However, a comparison of FIG. 2 and FIG. 3 shows that the present invention as depicted in FIG. 3 makes much more effective use of the equipment and piping for the FIG. 1 process than the process depicted in FIG. 2 does. The following Tables IV and V compare the changes needed to convert the natural gas processing plant depicted in FIG. 1 to use either the process depicted in FIG. 2 or the process of the present invention as depicted in FIG. 3. Table IV shows the equipment and piping that must be added to or modified in the FIG. 1 process to convert it, and Table V shows the equipment and piping in the FIG. 1 process that become surplus when it is converted.









TABLE IV







Comparison of FIG. 2 and FIG. 3









Additional/Modified Equipment and Piping
FIG. 2
FIG. 3





Additional passes in heat exchanger 10
yes
yes


Flash expansion valve 14
no
maybe


Flash expansion valve 15
yes
yes


Flash expansion valve 16
yes
no


Additional feed point and rectification section for
yes
yes


column 19


Demethanizer bottoms pump 21
yes
yes


First cooling pass in heat exchanger 22 designed for
yes
no


high pressure


Second cooling pass in heat exchanger 22
yes
yes


Heat exchanger 27
yes
yes


Column liquid draw piping for stream 39
yes
yes


Column liquid draw and return piping for streams
yes
yes


40 and 40a


Liquid piping for streams 41a and 41b
yes
yes


Gas piping for streams 49 and 49a
yes
yes


Liquid piping for stream 51c
yes
yes


Gas/liquid piping for streams 34 and 35 (as depicted
yes
no


in FIG. 2)


Liquid piping for streams 34 and 34a (as depicted
no
maybe


in FIG. 3)


Liquid piping for stream 35a (as depicted in FIG. 3)
no
maybe
















TABLE V







Comparison of FIG. 2 and FIG. 3









Surplus Equipment and Piping
FIG. 2
FIG. 3





Flash expansion valve 12
yes
no


Reflux drum 23
yes
no


Reflux pump 24
yes
no


Liquid piping for upper reflux from stream 44a
yes
no


Liquid piping for lower reflux from stream 44a
yes
yes


Vapor piping for vapor distillation stream 42
yes
no


Liquid piping for liquid distillation streams 47 and 47a
yes
yes









As Table IV shows, the present invention as depicted in FIG. 3 requires fewer changes to the equipment and piping of the FIG. 1 process to adapt it for high C2 component recovery levels compared to the process of FIG. 2. Further, as Table V shows, nearly all of the equipment and piping of the FIG. 1 process can remain in service when the present invention is applied as shown in FIG. 3, making more effective use of the capital investment already required for the FIG. 1 gas processing plant. Thus, the present invention provides a very economical means for constructing a gas processing plant that can adjust its recovery level to adapt to changes in the plant economics. When the value of C2 components as a liquid is high, the present invention can be operated as depicted in FIG. 3 to efficiently recover essentially all of the C2 components (plus the C3 components and heavier components) present in the feed gas. When the C2 components have greater value as gaseous fuel, the same plant can be operated using the prior art process depicted in FIG. 1 to efficiently reject all of the C2 components to the residue gas while recovering essentially all of the C3 components and heavier components in the column bottom product. Although the process depicted in FIG. 2 can accomplish this same flexibility, the capital cost of a gas processing plant capable of operating as shown in both FIGS. 1 and 2 is higher than a plant that can operate as shown in both FIGS. 1 and 3.

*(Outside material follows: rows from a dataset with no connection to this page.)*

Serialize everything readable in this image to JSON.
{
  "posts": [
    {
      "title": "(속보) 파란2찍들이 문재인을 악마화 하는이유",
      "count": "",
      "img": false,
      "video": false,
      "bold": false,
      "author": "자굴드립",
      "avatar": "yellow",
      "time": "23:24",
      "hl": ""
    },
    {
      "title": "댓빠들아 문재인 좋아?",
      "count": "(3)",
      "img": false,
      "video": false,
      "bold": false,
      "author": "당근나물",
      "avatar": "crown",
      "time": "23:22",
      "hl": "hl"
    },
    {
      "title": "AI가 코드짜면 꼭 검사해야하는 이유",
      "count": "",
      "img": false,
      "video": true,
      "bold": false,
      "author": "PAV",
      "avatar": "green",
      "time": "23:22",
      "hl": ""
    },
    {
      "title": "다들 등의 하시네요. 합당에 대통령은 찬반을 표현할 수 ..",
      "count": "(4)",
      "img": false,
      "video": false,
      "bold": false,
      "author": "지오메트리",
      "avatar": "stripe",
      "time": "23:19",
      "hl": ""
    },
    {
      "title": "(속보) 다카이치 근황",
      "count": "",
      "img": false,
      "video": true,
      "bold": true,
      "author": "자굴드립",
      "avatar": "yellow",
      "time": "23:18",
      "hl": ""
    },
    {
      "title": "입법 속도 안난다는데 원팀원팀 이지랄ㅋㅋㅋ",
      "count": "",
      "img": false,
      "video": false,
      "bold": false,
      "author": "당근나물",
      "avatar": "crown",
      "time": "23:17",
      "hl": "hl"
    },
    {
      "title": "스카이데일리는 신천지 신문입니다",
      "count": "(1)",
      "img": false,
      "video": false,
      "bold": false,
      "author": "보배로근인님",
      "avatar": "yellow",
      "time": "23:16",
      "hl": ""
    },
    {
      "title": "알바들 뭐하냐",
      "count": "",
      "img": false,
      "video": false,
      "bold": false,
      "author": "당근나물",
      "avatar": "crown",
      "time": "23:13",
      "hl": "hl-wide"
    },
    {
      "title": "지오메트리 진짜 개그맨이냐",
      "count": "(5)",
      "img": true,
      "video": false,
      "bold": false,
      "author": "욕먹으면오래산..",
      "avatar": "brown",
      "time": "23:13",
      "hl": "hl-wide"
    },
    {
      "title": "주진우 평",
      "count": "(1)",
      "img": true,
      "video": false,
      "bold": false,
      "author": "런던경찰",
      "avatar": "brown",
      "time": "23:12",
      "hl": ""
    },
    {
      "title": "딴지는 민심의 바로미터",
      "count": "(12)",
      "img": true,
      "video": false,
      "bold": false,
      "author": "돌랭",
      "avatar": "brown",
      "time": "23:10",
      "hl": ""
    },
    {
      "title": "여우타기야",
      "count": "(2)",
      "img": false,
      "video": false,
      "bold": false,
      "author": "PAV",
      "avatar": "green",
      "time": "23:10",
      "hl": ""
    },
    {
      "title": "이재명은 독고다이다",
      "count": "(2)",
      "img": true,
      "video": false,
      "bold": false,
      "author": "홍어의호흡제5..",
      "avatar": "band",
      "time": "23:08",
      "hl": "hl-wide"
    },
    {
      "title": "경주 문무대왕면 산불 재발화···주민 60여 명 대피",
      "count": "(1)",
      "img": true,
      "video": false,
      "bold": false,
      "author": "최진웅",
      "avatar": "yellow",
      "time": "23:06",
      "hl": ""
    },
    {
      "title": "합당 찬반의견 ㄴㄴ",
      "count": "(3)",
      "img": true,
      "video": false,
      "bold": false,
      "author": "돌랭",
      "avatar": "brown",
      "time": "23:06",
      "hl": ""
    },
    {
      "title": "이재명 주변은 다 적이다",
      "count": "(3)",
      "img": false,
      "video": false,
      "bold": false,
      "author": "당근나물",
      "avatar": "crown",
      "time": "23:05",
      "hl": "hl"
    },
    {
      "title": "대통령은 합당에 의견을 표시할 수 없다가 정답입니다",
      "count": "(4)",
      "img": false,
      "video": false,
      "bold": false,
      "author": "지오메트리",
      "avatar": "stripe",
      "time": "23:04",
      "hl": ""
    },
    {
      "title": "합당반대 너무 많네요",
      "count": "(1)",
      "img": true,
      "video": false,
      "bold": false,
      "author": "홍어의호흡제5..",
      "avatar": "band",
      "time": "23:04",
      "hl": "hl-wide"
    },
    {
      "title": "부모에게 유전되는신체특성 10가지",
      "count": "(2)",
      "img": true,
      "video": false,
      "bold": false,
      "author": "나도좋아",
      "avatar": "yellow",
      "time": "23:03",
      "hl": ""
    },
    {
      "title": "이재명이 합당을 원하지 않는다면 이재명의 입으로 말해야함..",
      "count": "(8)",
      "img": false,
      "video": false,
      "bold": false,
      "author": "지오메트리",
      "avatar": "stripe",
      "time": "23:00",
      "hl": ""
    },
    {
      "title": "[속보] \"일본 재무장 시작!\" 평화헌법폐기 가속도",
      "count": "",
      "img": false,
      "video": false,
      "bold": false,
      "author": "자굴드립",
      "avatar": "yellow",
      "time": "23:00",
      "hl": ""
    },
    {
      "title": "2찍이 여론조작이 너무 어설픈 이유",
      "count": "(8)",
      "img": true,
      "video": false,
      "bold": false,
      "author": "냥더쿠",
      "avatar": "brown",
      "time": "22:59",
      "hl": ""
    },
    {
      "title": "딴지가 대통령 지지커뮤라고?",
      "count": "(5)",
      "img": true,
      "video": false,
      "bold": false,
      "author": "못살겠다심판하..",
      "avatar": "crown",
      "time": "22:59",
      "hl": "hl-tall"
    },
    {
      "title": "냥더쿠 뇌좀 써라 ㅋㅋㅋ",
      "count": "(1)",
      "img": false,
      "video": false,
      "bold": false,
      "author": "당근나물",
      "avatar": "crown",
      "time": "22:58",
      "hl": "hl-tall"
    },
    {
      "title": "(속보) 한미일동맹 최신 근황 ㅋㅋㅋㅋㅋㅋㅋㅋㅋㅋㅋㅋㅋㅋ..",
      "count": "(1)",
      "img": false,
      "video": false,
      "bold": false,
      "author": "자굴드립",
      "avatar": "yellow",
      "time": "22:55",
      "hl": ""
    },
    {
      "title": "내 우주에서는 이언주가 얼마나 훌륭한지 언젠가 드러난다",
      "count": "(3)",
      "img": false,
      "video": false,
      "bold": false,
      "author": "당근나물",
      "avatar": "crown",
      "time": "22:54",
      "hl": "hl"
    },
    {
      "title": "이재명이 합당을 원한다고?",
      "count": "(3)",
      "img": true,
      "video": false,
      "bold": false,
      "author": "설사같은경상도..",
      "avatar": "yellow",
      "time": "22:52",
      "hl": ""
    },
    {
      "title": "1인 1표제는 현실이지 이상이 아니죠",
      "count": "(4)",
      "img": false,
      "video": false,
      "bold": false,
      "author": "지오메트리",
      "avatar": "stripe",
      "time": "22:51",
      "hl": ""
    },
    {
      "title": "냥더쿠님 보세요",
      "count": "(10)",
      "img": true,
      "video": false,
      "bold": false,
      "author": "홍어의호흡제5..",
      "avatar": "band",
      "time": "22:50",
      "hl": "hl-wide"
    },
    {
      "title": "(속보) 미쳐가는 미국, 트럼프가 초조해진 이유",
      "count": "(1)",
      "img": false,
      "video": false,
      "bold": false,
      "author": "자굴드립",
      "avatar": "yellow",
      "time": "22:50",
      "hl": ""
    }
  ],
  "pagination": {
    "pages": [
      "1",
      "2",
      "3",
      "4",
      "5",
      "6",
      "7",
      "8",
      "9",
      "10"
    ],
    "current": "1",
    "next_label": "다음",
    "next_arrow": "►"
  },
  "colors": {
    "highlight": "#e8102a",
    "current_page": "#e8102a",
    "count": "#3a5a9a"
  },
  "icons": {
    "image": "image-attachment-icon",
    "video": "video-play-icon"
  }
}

The key feature of the present invention is the supplemental rectification provided by reflux stream 44a, which reduces the amount of C3 components and C4+ components contained in the vapors rising in the upper region of absorbing section 19b. Although the flow rate of reflux stream 44a in FIG. 3 is less than half of the flow rate of stream 35b in FIG. 2, its mass is sufficient to provide bulk recovery of the C3 components and heavier hydrocarbon components contained in expanded feed 32a and the vapors rising from stripping section 19c. Consequently, the quantity of liquid methane reflux (stream 51c) that must be supplied to the upper rectification section in absorbing section 19b to capture nearly all of the C2 components is only about 45% higher than the flow rate of stream 51c in FIG. 2, and is still small enough that the cold demethanizer overhead vapor (stream 38) can provide the refrigeration needed to generate both this reflux and the reflux in stream 44a. As a result, nearly 100% of the C2 components and substantially all of the heavier hydrocarbon components are recovered in liquid product 41 leaving the bottom of demethanizer 19 without requiring the additional equipment and piping needed to produce stream 35b in FIG. 2 to accomplish the same result.


A further advantage of the present invention is a reduced likelihood of carbon dioxide icing. FIG. 4 is a graph of the relation between carbon dioxide concentration and temperature. Line 71 represents the equilibrium conditions for solid and liquid carbon dioxide in methane. (The liquid-solid equilibrium line in this graph is based on the data given in FIG. 16-33 on page 16-24 of the Engineering Data Book, Twelfth Edition, published in 2004 by the Gas Processors Suppliers Association.) A liquid temperature on or to the right of line 71, or a carbon dioxide concentration on or above this line, signifies an icing condition. Because of the variations which normally occur in gas processing facilities (e.g., feed gas composition, conditions, and flow rate), it is usually desired to design a demethanizer with a considerable safety factor between the expected operating conditions and the icing conditions. (Experience has shown that the conditions of the liquids on the fractionation stages of a demethanizer, rather than the conditions of the vapors, govern the allowable operating conditions in most demethanizers. For this reason, the corresponding vapor-solid equilibrium line is not shown in FIG. 4.)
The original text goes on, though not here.